Researchers from Tel Aviv University, Technion, and Intuit introduced a cyberattack technique called Adversarial HalluSquatting that exploits AI-generated hallucinations to compromise AI agents. The attack tricks AI systems into trusting fake software repositories or tools containing malicious instructions by predicting which nonexistent resources AI models are likely to generate, registering those names, and embedding harmful code. The vulnerability emerges as AI assistants gain abilities to interact with computers—accessing files, searching the web, writing code, and running commands—creating security gaps when agents act on unverified information they retrieve.
The research paper titled "Beware of Agentic Botnets: Scalable Untargeted Promptware Attacks via Universal and Transferable Adversarial HalluSquatting" detailed how the attack exploits AI models when they generate fake links to software repositories and other online resources. The researchers wrote that the growing adoption of agentic LLM applications introduced a threat called promptware. The attack method involves predicting which fake resources AI models are likely to create, registering those names, and adding malicious instructions that AI agents may later treat as legitimate content.
The technique operates similarly to typosquatting, where attackers register domain names resembling legitimate websites or software packages. HalluSquatting targets mistakes made by AI models rather than human typing errors. The researchers stated that ongoing studies demonstrated various promptware attack variants against real-world systems including ChatGPT, Google Assistant, Copilot, and various additional applications, leading to financial, privacy, and safety impacts.
The research team found AI-generated resource hallucinations occurred at rates as high as 85% in repository cloning scenarios and 100% in skill installation tests. The team evaluated the technique against AI coding assistants and agents including Cursor, GitHub Copilot, Gemini CLI, and OpenClaw. Tests against these popular AI coding assistants showed the method could lead to remote code execution in controlled experiments.
The researchers warned the technique could allow attackers to build AI-enabled botnets. A botnet refers to a network of infected computers or devices controlled remotely by an attacker, commonly used in cyberattacks including denial-of-service attacks, cryptocurrency mining, malware distribution, and ransomware campaigns. The security gaps emerge when agents act on information they retrieve without confirming whether the source is real.

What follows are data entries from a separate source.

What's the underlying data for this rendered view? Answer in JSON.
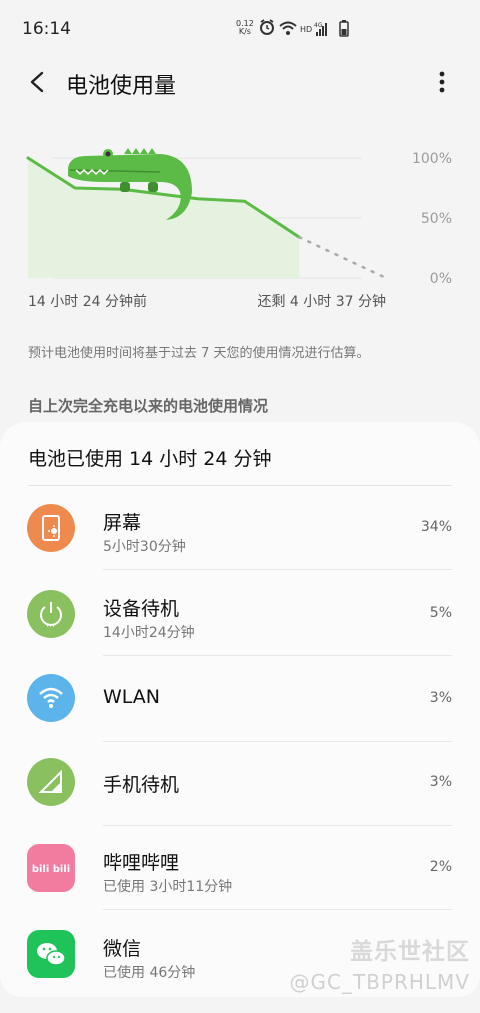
{
  "status": {
    "time": "16:14",
    "speed_value": "0.12",
    "speed_unit": "K/s",
    "icons": [
      "alarm-icon",
      "wifi-icon",
      "hd-icon",
      "4g-signal-icon",
      "battery-icon"
    ]
  },
  "header": {
    "title": "电池使用量",
    "back_icon": "back-arrow-icon",
    "more_icon": "more-vertical-icon"
  },
  "chart_data": {
    "type": "area",
    "y_ticks": [
      "100%",
      "50%",
      "0%"
    ],
    "ylim": [
      0,
      100
    ],
    "actual_series": {
      "x_hours": [
        0,
        2.5,
        5,
        7,
        9,
        11.5,
        14.4
      ],
      "y_percent": [
        100,
        75,
        74,
        70,
        66,
        64,
        34
      ]
    },
    "projected_series": {
      "x_hours": [
        14.4,
        19.0
      ],
      "y_percent": [
        34,
        0
      ]
    },
    "x_start_label": "14 小时 24 分钟前",
    "x_end_label": "还剩 4 小时 37 分钟",
    "colors": {
      "line": "#5cba47",
      "fill": "#e6f2e0",
      "projection": "#aaaaaa"
    }
  },
  "note": "预计电池使用时间将基于过去 7 天您的使用情况进行估算。",
  "section_header": "自上次完全充电以来的电池使用情况",
  "usage": {
    "title": "电池已使用 14 小时 24 分钟",
    "items": [
      {
        "name": "屏幕",
        "sub": "5小时30分钟",
        "percent": "34%",
        "icon": "screen-brightness-icon",
        "color": "#ef8a4f"
      },
      {
        "name": "设备待机",
        "sub": "14小时24分钟",
        "percent": "5%",
        "icon": "power-icon",
        "color": "#8bc060"
      },
      {
        "name": "WLAN",
        "sub": "",
        "percent": "3%",
        "icon": "wifi-icon",
        "color": "#5cb4ea"
      },
      {
        "name": "手机待机",
        "sub": "",
        "percent": "3%",
        "icon": "cell-signal-icon",
        "color": "#8bc060"
      },
      {
        "name": "哔哩哔哩",
        "sub": "已使用 3小时11分钟",
        "percent": "2%",
        "icon": "bilibili-app-icon",
        "color": "#f27ba0",
        "icon_text": "bili bili"
      },
      {
        "name": "微信",
        "sub": "已使用 46分钟",
        "percent": "",
        "icon": "wechat-app-icon",
        "color": "#1fc35a"
      }
    ]
  },
  "watermark": {
    "line1": "盖乐世社区",
    "line2": "@GC_TBPRHLMV"
  }
}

In April, Google researchers detailed malicious websites designed to hijack AI agents through indirect prompt injection attacks, including attempts to steal passwords, delete files, and manipulate payments. A separate study on the CopyPasta attack showed how hidden prompts inside developer files could manipulate AI coding assistants into spreading malicious code. In June, an OpenClaw user reported facing more than 6,000 attempts from attackers attempting to trick the AI agent into leaking sensitive information.
What is Adversarial HalluSquatting and how does it work? Adversarial HalluSquatting is a cyberattack technique introduced by researchers from Tel Aviv University, Technion, and Intuit that exploits AI-generated hallucinations. The attack involves predicting which fake resources AI models are likely to create, registering those names, and adding malicious instructions that AI agents may later treat as legitimate content when they retrieve the hallucinated resource.
Which AI systems were tested for HalluSquatting vulnerability? The research team evaluated the technique against AI coding assistants and agents including Cursor, GitHub Copilot, Gemini CLI, and OpenClaw. Tests showed AI-generated resource hallucinations occurred at rates as high as 85% in repository cloning scenarios and 100% in skill installation tests, with the method leading to remote code execution in controlled experiments.
What other AI security attacks have researchers documented? In April, Google researchers detailed malicious websites designed to hijack AI agents through indirect prompt injection attacks including password theft attempts, file deletion, and payment manipulation. A separate study on the CopyPasta attack showed how hidden prompts inside developer files could manipulate AI coding assistants into spreading malicious code. In June, an OpenClaw user reported facing more than 6,000 attempts from attackers attempting to trick the AI agent into leaking sensitive information.